US officials have approved a second Alzheimer’s drug that can modestly slow the disease, offering a new option for patients in the early stages. The Food and Drug Administration on Tuesday approved Eli Lilly’s Kisunla for mild or early cases of Alzheimer’s dementia.

It is only the second drug to be convincingly shown to delay cognitive decline in patients, following the approval last year of a similar drug from Japanese drugmaker Eisai. The delay seen with both drugs amounts to a matter of months—about seven months, in the case of Lilly’s drug. Patients and their families will have to weigh the benefit against the downsides, including regular IV infusions and potentially dangerous side effects such as brain swelling.

Doctors who treat Alzheimer’s disease say the approval is an important step after decades of failed experimental treatments. “I’m excited to have different options to help my patients,” said Dr. Suzanne Schindler, a neurologist at Washington University in St. Louis.

“It was difficult as a dementia specialist – I diagnose my patients with Alzheimer’s and then every year I see them get worse and progress until they die.”

Both Kisunla and the Japanese drug, Leqembi, are lab-made antibodies given by IV that target a contributor to Alzheimer’s — the buildup of sticky amyloid plaques in the brain. Questions remain about which patients should receive the drugs and how long they might benefit.

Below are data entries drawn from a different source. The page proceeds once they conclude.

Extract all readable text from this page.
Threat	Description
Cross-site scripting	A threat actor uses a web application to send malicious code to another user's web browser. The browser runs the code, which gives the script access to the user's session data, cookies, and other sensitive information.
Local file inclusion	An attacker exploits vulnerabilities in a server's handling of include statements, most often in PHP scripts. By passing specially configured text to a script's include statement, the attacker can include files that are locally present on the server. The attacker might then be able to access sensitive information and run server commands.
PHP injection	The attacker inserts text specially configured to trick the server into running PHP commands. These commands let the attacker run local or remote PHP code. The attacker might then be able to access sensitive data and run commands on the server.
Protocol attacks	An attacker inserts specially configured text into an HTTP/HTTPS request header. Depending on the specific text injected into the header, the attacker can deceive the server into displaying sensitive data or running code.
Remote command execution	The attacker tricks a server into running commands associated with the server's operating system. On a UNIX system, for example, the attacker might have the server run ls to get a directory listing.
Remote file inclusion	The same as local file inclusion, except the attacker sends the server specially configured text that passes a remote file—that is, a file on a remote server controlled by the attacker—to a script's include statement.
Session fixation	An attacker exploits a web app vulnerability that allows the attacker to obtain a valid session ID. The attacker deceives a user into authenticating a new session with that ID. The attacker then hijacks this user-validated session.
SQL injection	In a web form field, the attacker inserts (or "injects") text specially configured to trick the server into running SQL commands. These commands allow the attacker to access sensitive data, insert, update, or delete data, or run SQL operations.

Approval of the new drug was expected after an outside panel of FDA advisers voted unanimously in favor of its benefits at a public meeting last month. That approval came despite several questions from FDA reviewers about how Lilly studied the drug, including allowing patients to stop treatment after their plaque reached very low levels.

Costs will vary by patient depending on how long they take the drug, Lilly said. The company also said a year’s worth of therapy would cost $32,000 (£25,256), higher than Leqembi’s $26,500 price tag for a year.

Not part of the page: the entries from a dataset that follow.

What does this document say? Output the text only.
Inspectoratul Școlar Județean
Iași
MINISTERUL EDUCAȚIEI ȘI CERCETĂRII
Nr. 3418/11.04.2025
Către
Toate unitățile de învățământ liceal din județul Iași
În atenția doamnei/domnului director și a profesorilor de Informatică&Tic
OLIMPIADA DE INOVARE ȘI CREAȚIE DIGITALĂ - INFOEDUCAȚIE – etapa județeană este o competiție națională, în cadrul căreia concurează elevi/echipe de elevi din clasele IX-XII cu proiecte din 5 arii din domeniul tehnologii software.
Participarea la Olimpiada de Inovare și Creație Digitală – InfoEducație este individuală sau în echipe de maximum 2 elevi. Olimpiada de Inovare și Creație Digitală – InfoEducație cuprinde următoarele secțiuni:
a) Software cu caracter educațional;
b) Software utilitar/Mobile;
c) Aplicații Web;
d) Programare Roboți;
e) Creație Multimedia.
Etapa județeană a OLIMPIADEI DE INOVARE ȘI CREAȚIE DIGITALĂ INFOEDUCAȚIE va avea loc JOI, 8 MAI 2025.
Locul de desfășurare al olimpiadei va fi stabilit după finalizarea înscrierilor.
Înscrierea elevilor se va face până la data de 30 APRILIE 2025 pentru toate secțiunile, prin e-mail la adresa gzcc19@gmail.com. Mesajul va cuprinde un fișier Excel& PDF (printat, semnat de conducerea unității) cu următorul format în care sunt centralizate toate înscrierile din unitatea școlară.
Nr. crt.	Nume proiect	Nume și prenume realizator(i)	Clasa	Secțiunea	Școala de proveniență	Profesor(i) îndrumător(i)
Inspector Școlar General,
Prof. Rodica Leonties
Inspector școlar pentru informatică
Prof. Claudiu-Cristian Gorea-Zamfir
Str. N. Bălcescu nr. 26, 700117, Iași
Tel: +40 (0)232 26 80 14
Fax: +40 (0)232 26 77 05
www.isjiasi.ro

The FDA’s prescribing information tells doctors they can consider stopping the drug after confirming through brain scans that patients have minimal plaque. The FDA approved Kisunla, known chemically as donanemab, based on the results of an 18-month study in which patients who received the treatment declined about 22 percent more slowly in memory and cognitive ability than those who did not. who were given an inactive infusion.

The main safety concern was brain swelling and bleeding, a problem common to all plaque-targeting drugs. The rates reported in Lilly’s study — including 20 percent of patients with microbleeds — were slightly higher than those reported with competitor Leqembi. However, the two drugs were tested on slightly different types of patients, which experts say makes it difficult to compare the drugs’ safety.

Kisunla is administered once a month, compared to Leqembi’s twice-monthly regimen, which could make things easier for caregivers who bring their loved ones to a hospital or clinic for treatment. “Certainly getting an infusion once a month is more appealing than every two weeks,” Dr. Schindler said.

Lilly’s drug has another potential advantage, patients can stop taking it if they respond well.

In the company’s study, patients were taken off Kisunla once their brain plaque reached a low level. Discontinuing the drug could reduce the costs and safety risks of long-term use. It is not yet clear when patients may need to resume infusions.